Lloyd Pye was the subject of the cover story in the November 1999 FATE: "Raising the Starchild" by Billy Cox.
It has been two years since I was first shown what has come to be known as “The Starchild Skull” in February 1999. I regret to say we still do not have a final determination of its origins. Initially, I felt this process would require a few months, because I expected the resistance to it that I found within the scientific establishment. What I did not expect, however, was the pervasive disinterest I encountered among influential members of the alternative knowledge community. This could be due to ineptitude on my part. I am not trying to assign blame, just trying to explain what has led to the current situation.
I led the Starchild effort during 1999, then turned it over to two Canadian researchers, Dr. Ted Robinson and Chad Deetken. Because Dr. Robinson is a cranio-facial plastic surgeon, we hoped his credentials would open doors in Canada that were closed to me in the U.S. This has not been the case. Ted and Chad have had as much difficulty as I did convincing establishment scientists to seriously consider the Starchild as something other than a highly unusual but totally human deformity.

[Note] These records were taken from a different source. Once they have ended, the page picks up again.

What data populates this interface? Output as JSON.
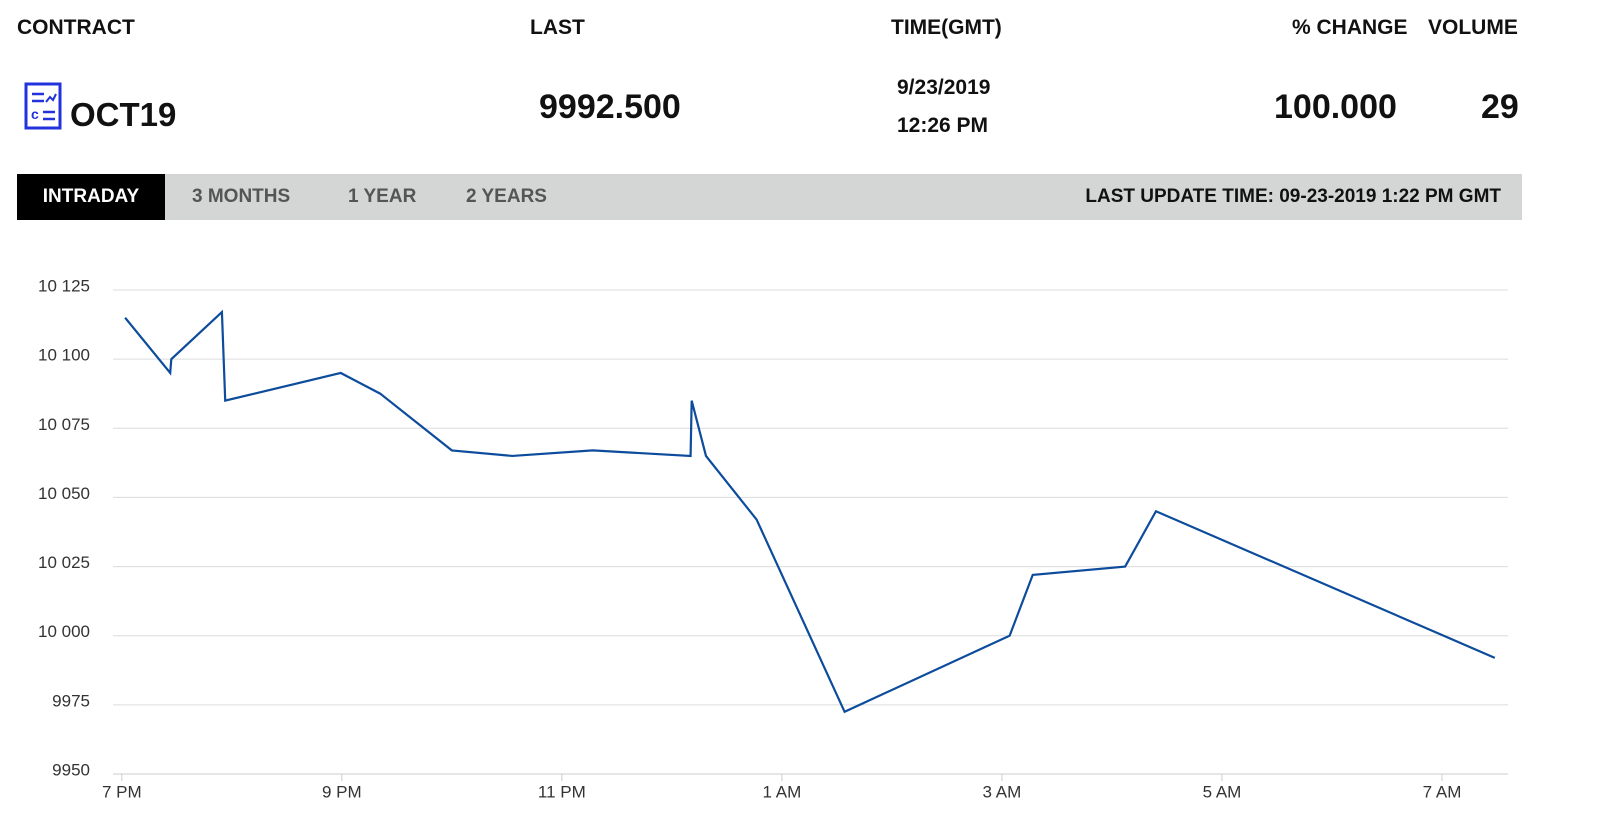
{
  "header": {
    "columns": [
      "CONTRACT",
      "LAST",
      "TIME(GMT)",
      "% CHANGE",
      "VOLUME"
    ],
    "contract": "OCT19",
    "last": "9992.500",
    "date": "9/23/2019",
    "time": "12:26 PM",
    "change": "100.000",
    "volume": "29"
  },
  "tabs": [
    "INTRADAY",
    "3 MONTHS",
    "1 YEAR",
    "2 YEARS"
  ],
  "last_update": "LAST UPDATE TIME: 09-23-2019 1:22 PM GMT",
  "chart_data": {
    "type": "line",
    "x": [
      19.03,
      19.44,
      19.45,
      19.91,
      19.94,
      20.99,
      21.35,
      22.0,
      22.55,
      23.28,
      24.17,
      24.18,
      24.31,
      24.77,
      25.57,
      27.07,
      27.28,
      28.12,
      28.4,
      31.48
    ],
    "values": [
      10115,
      10095,
      10100,
      10117,
      10085,
      10095,
      10087.5,
      10067,
      10065,
      10067,
      10065,
      10085,
      10065,
      10042,
      9972.5,
      10000,
      10022,
      10025,
      10045,
      9992
    ],
    "color": "#0d4c9c",
    "xlim": [
      18.92,
      31.6
    ],
    "xticks": [
      {
        "value": 19,
        "label": "7 PM"
      },
      {
        "value": 21,
        "label": "9 PM"
      },
      {
        "value": 23,
        "label": "11 PM"
      },
      {
        "value": 25,
        "label": "1 AM"
      },
      {
        "value": 27,
        "label": "3 AM"
      },
      {
        "value": 29,
        "label": "5 AM"
      },
      {
        "value": 31,
        "label": "7 AM"
      }
    ],
    "ylim": [
      9950,
      10125
    ],
    "yticks": [
      9950,
      9975,
      {
        "value": 10000,
        "label": "10 000"
      },
      {
        "value": 10025,
        "label": "10 025"
      },
      {
        "value": 10050,
        "label": "10 050"
      },
      {
        "value": 10075,
        "label": "10 075"
      },
      {
        "value": 10100,
        "label": "10 100"
      },
      {
        "value": 10125,
        "label": "10 125"
      }
    ],
    "grid": true
  }
}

Despite our combined failure to secure a definitive answer to what the Starchild is, we have made significant progress. Carbon 14 testing indicates it died about 900 years ago. We have not been able to reliably establish its age at death. We assume it was a child of about six, based on three secondary teeth found in a detached piece of its upper jaw (maxilla). A CAT scan has proved its cranial sutures were perfectly normal, which rules out any suture-related deformities. The same CAT scan showed its inner ears are noticeably larger than normal. It has no frontal sinuses, not even vestigial ones, which is highly unusual for a six-year-old human. Its chewing muscles were one third the size of normal, meaning its lower jaw (mandible), which is missing, would be greatly reduced from normal. The piece of upper jaw we have does indicate that a small maxillary sinus was present.
The rear of the head and neck are astonishingly realigned and reshaped, as is the inner surface of the totally flattened occipital bone (the triangular covering of the rear of the head). There is no inion (the bump at the lower rear of normal skulls). Instead, that area is noticeably concave.
Rather than attaching to the inion, where they belong, the neck muscles attach a full inch lower-only one centimeter from the foramen magnum, where the spine enters the skull. This means its neck, like its chewing muscles, was about one third the size of normal. It was centered directly under the mass of the head rather than an inch or so to the rear, as is normal. Inside the occipital bone, the pronounced ridges that support a human’s cerebellum are greatly reduced. Not wholly eliminated, but reduced enough to make brain experts wonder what kind of cerebellum it might have had.
The brain itself was a marvel. The Starchild skull is the size of that of a normal 12-year-old. A 12-year-old’s brain is in the range of 1,200 cubic centimeters. A normal adult brain is 1,400 cubic centimeters. The Starchild skull holds 1,600 cubic centimeters, meaning it held wall-to-wall brain.
How did so much more brain get crammed into a skull the size of a typical 12-year-old’s? Several factors make this possible: First, the great expansion of the parietal bones, the two swellings with the dip in the middle at the top rear of the crown. Second, no frontal sinuses to take up extra space. Third, the eye sockets. If those incredibly shallow, fantastically symmetrical sockets could support human-like eyeballs, those eyes would have been centered in the middle of the nose (where our cheeks are) rather than at the top of the nose, as is normal.
What could cause so much brain to be required? One suggestion is that with such a thin neck, perhaps speaking as we know it would have been impossible. In its place, perhaps, was a form of telepathy-which might well require greatly increased cerebral firepower.
Perhaps the most compelling test result to date is the Starchild’s high degree of variance from normal human bone density. Its bone density is only 40 percent of normal. Let us consider a “normal” human deformity (if you’ll pardon the oxymoron). In such a case we could fully expect that whatever bone remained to be analyzed-however bizarrely misshapen it might be-would be fundamentally human. That stands to reason. Yet the Starchild skull is uniformly only 40 percent of normal density, which is so far outside the range of acceptable variance as to be something else entirely. But what else could it be?
We need one more major test to answer that all-important question. A forensic DNA test has already proved conclusively that the Starchild was a male. It also revealed that the skull was buried in acidic soil that severely degraded its DNA. Luckily, enough remained to permit recovery of at least its X and Y chromosomes. For as little as that is, relative to the full chromosomal compliment, it is enough to obtain a conclusive answer.
What we need now is $20,000 to pay for a much more sophisticated diagnostic DNA test. That will take the recovered X and Y chromosomes and break them into their component strings of base pairs, to compare them with similar strings of base pairs in normal humans. If everything lines up as it should, then the Starchild is entirely human. Period. If they don’t line up equally, then it is something other than human. Period.
Wish us luck. We’re going to need it.